At Havana Theatre until December 16, 2018
Tickets from $18 at nakedgoddessproductions.com
Posted December 14, 2018
This may not be the best Christmas pageant ever but it sure is the rowdiest. Presented by Naked Goddess Productions under the direction of Tamara McCarthy, fourteen kids, one doll and four adults re-enact the Nativity as you’ve never seen it before. Or maybe, if you’re a Sunday School teacher, perhaps you have experienced it, in which case you may still be recovering.
Written by Barbara Robinson, it’s a Christmas pageant that goes off the rails when the highly organized but unpopular Mrs. Armstrong (Maria J. Cruz), who has always directed the Sunday School pageant, takes a tumble, breaks some bones and ends up unable to carry on.
But things go from bad to worse when Charlie Bradley (Milan Gill), inadvertently tempts the six Herdman kids – “the worst kids in the history of the world” – to participate in the pageant. Known bullies, they’re seriously bad-ass kids who steal other kids lunches and persist in beating up their schoolmates. They’ve never been to Sunday school before and bedlam breaks out when the sextet from Hades turn up to audition.

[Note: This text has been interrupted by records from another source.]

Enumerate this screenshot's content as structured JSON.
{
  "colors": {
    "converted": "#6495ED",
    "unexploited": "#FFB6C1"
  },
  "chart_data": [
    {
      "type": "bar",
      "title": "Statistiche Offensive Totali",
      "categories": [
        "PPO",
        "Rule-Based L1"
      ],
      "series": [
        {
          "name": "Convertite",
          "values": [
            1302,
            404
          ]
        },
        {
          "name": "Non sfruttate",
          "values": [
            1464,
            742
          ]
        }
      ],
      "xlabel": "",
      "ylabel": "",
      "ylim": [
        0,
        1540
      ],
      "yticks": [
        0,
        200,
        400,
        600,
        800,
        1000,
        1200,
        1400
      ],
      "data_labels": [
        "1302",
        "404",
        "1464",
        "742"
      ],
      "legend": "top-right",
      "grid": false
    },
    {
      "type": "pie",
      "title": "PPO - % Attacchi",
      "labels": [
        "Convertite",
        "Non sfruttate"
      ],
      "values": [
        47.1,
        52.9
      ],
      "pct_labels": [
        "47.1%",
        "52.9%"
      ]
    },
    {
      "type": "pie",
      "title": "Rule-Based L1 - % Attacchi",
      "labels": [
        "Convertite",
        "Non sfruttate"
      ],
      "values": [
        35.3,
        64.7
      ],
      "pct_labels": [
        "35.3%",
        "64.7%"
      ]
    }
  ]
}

Coerced into taking over from the draconian Mrs. Armstrong is Charlie’s mother Mrs. Bradley (Melissa Oei) who is determined to make it the best Christmas pageant ever – if only to spite Mrs. Slocum (Cruz again) and Mrs. McCarthy (Sandra Medeiros) who don’t think she’s up to the task.

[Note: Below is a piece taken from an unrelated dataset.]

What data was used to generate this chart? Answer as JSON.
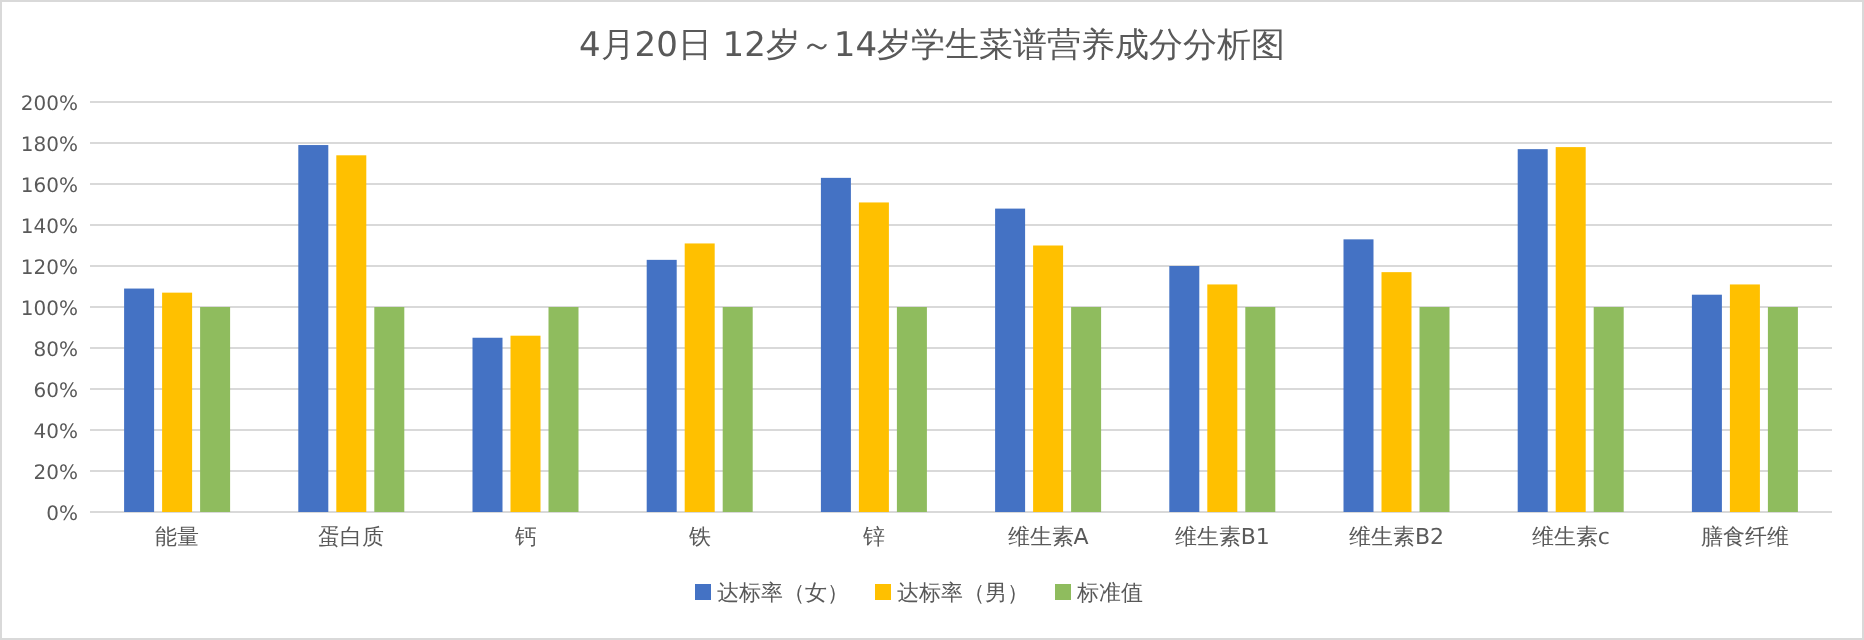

Intimidated by the Herdman bunch, none of the other kids dares to audition so nose-ringed tomboy Imogene Herdman (Amelie Love) ends up being Mary and Ralph Herdman (Pavel Piddocke) is Joseph. The other four Herdmans are all given roles, too. With chaos breaking out all over, Mrs. Bradley wonders how she is going to pull off the pageant at all.
This is all pretty lightweight but it raises some interesting issues especially given our multi-cultural environment. We can’t assume all kids these days know the story of how Joseph and Mary made their way to Bethlehem. The Biblical language is confusing: what does “great with child” mean to youngsters? “Swaddling clothes”? “Manger”? Even adults have trouble with “frankincense and myrrh”. The Herdman kids ask all the right questions.

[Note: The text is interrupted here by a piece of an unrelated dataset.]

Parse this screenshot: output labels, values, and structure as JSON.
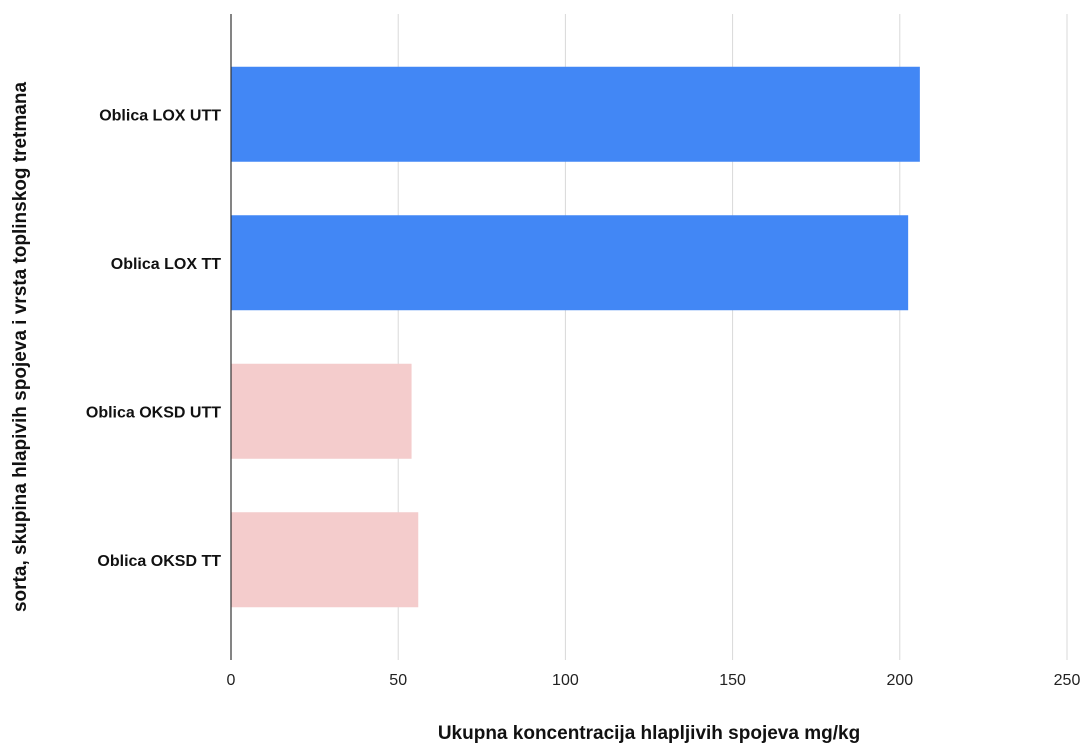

Apart from all the fun these young performers have racing all over the set and enjoying complete chaos, there is a sweetness to The Best Christmas Pageant Ever that touches the heart: firstly, the beauty of the story finally sinks in to Imogene who tenderly holds the baby Jesus doll with which she had previously had been playing tug-of-war. And secondly, the gift one of the Herdman kids offers to the Christ child is a ham – obviously, for a family down on its luck, a very precious item. Sure, maybe the kids stole it from the family fridge but, in the spirit of Christmas, I like to think that Ma and Pa Herdman offered it up.
For everyone involved in this show, this is a labour of love. It’s a good play for kids to see as they will relate to the actors who appear to range in age from about five to fifteen. They will love the over-the-top performance of little Olivia A (as Gladys, youngest of the Herdman tribe); you may not understand one word she shrieks – but you will understand that she is confusing her role as the Angel of the Lord with something out of a Marvel comic book.
Amazingly, the story of the Nativity emerges out of all the pandemonium and once again, with the help of Christmas carols sung by the young ensemble, The Best Christmas Pageant Ever asks us to pause and reflect.